Le même article 8 du décret précise une nuance que beaucoup de résumés écrasent : ne pas atteindre le seuil ne fait pas obstacle au bénéfice des avantages, cela prive seulement l'investissement de la garantie de transfert. Le seuil conditionne la garantie, pas les incitations.
Ce que cette page n'annonce pas. Le transfert de dividendes en dehors de cette garantie relève de la réglementation des changes de la Banque d'Algérie, qui ne fait pas partie de l'ensemble de textes que nous avons vérifiés ici. Nous n'annonçons donc ni délai, ni procédure, ni taux de retenue applicable au transfert. Faites confirmer ce volet par votre banque domiciliataire avant d'en faire une hypothèse de trésorerie.

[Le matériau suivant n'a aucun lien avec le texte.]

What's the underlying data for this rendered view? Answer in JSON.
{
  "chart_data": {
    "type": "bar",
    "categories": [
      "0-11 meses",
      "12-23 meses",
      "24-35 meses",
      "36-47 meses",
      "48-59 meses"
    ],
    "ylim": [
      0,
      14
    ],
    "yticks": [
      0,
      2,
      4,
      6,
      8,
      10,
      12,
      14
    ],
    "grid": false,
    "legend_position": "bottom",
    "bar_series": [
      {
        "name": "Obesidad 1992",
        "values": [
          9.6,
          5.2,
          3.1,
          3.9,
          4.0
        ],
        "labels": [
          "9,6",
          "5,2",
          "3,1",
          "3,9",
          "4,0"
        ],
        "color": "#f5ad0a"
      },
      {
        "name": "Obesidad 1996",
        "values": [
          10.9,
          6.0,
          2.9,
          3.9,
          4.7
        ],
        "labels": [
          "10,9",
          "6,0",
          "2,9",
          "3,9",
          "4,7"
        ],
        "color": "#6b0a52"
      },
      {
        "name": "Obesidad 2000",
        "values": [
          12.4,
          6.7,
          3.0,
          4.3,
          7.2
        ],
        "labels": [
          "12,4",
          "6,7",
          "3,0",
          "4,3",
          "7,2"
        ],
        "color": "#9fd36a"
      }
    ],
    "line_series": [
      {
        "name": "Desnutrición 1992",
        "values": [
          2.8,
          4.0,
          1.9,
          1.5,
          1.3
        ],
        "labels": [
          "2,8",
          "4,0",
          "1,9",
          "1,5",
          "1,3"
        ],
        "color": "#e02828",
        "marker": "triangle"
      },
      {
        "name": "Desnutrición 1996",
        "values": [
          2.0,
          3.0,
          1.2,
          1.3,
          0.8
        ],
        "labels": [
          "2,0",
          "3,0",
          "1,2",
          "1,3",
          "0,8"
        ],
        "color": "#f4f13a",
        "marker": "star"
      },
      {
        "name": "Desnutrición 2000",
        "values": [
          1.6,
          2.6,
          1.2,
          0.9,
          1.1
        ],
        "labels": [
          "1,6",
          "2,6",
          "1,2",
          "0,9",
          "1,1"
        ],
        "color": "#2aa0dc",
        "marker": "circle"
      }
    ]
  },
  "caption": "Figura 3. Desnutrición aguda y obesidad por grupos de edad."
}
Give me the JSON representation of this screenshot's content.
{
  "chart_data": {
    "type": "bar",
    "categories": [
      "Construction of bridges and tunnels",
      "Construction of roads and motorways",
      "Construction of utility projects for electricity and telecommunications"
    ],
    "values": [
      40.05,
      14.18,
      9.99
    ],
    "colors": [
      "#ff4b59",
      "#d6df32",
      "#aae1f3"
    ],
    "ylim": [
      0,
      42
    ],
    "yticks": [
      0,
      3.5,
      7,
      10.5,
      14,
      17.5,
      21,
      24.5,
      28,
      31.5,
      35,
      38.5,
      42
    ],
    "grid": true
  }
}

C'est le volet le plus récent et le moins documenté ailleurs. Il ne concerne pas la création de la société mais la sortie ou l'entrée d'un actionnaire.
Deux points que le montage d'une opération doit intégrer. Pour une entreprise publique économique, la demande est soumise à l'accord préalable du Conseil des participations de l'État (article 5). Et le dossier appelle, entre autres, un extrait de casier judiciaire du cessionnaire étranger, personne physique ou morale, ainsi que des extraits de rôle de toutes les parties (article 6).
À noter, car cela dit quelque chose du sens de la marche : le décret du 16 novembre 2025 visait déjà la cession au profit d'une société de droit algérien détenue majoritairement par des personnes étrangères, avant que la loi de finances pour 2026, promulguée le 14 décembre 2025, ne l'inscrive dans l'article 52 lui-même.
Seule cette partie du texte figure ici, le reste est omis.